Raz offers what we may take to be three tests for the dependence of reasons on value: (i) the possibility of akrasia, (ii) shaping the world to fit the attitude, and (iii) presumptive sufficiency. Here I will discuss only the second, as it is most vivid. If there’s value in the state of affairs of your having warranted attitudes, then this should be so whether this state of affairs came about as a result of shifting your attitudes to match the world, or by changing the world to match your attitudes. But this is absurd: if you feel fear, for example, there is nothing at all to be said for manipulating your situation to match your emotion by gratuitously exposing yourself to danger. Danger is a reason for fear, but fear is not a reason for (bringing about) danger. This asymmetry demonstrates that the reasons we have for feeling fear when in danger are adaptive reasons -- they do not assume that there is necessarily value in the combination of fear and danger.
Now that I have introduced Raz’s two distinctions, one might wonder about the degree to which they overlap. From my original example, we saw that epistemic reasons are standard and adaptive, whereas the non-epistemic reasons for belief are non-standard and practical. But not all standard reasons are adaptive reasons: sometimes warrant derives from value, as we find for example in reasons for action. If leaping into the air would produce great benefits, then I may follow this reason and rationally decide to leap. So that is an example of a standard practical reason. There may also be non-standard reasons for action, as we saw earlier in the case of prize money given to those who hop from non-pecuniary motives. (Note that this would also be a standard reason to bring it about that you hop, say by stabbing yourself in the foot. The latter is a reason you can follow without self-defeation.)
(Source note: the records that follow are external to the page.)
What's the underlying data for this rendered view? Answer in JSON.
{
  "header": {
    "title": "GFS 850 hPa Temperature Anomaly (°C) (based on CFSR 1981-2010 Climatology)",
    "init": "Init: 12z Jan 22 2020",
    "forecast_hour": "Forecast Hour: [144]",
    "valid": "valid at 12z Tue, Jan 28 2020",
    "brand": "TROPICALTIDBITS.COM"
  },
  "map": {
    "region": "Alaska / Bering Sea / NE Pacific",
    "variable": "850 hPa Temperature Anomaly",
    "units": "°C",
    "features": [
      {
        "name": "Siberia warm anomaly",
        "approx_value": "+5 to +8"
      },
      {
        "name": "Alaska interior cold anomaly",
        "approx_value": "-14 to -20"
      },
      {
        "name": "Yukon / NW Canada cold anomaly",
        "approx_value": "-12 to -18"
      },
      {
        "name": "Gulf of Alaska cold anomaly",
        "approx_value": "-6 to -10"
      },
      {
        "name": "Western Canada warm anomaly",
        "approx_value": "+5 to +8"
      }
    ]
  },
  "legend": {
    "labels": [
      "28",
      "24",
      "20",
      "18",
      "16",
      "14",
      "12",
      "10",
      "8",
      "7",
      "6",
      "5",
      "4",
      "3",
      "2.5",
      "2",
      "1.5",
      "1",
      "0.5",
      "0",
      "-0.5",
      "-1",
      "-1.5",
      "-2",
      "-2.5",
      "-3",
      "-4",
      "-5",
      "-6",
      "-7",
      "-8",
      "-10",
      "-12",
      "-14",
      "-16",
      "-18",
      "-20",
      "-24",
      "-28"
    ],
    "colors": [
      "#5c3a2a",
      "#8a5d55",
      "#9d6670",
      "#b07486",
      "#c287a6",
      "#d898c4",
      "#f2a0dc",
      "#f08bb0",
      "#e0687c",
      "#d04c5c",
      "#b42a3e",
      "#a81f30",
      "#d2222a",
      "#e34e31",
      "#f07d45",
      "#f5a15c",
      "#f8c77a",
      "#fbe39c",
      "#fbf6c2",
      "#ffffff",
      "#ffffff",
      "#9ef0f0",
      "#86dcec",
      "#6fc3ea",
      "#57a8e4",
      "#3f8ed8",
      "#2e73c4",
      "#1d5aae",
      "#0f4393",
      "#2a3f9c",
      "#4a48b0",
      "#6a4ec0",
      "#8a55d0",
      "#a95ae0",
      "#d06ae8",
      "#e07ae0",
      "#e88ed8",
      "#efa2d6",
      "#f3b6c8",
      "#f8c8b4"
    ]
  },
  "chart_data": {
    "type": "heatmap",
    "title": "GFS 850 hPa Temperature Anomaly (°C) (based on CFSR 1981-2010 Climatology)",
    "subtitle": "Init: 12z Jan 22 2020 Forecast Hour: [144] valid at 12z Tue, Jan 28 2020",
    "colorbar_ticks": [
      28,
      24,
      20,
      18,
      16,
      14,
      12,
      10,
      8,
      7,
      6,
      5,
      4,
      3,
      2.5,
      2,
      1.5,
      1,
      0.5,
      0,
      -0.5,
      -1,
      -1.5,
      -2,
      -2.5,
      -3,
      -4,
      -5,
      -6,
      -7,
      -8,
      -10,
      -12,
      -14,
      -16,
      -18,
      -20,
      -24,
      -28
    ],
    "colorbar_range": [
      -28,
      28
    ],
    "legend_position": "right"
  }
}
There is at least some overlap between the two distinctions, however, for there is no possibility of a non-standard adaptive reason. Non-standard reasons for an attitude are really just standard reasons for bringing about the attitude, and this places them firmly in the practical domain. We have seen that the other combinations are all possible, however:
(i) standard adaptive reasons, e.g. scientific evidence as a reason for belief, or evidence of danger as a reason for fear;
(ii) standard practical reasons, e.g. ordinary monetary rewards as a reason for action;
(iii) non-standard practical reasons, e.g. self-effacing rewards as a reason for action, or threat of parental disownment as a reason for belief.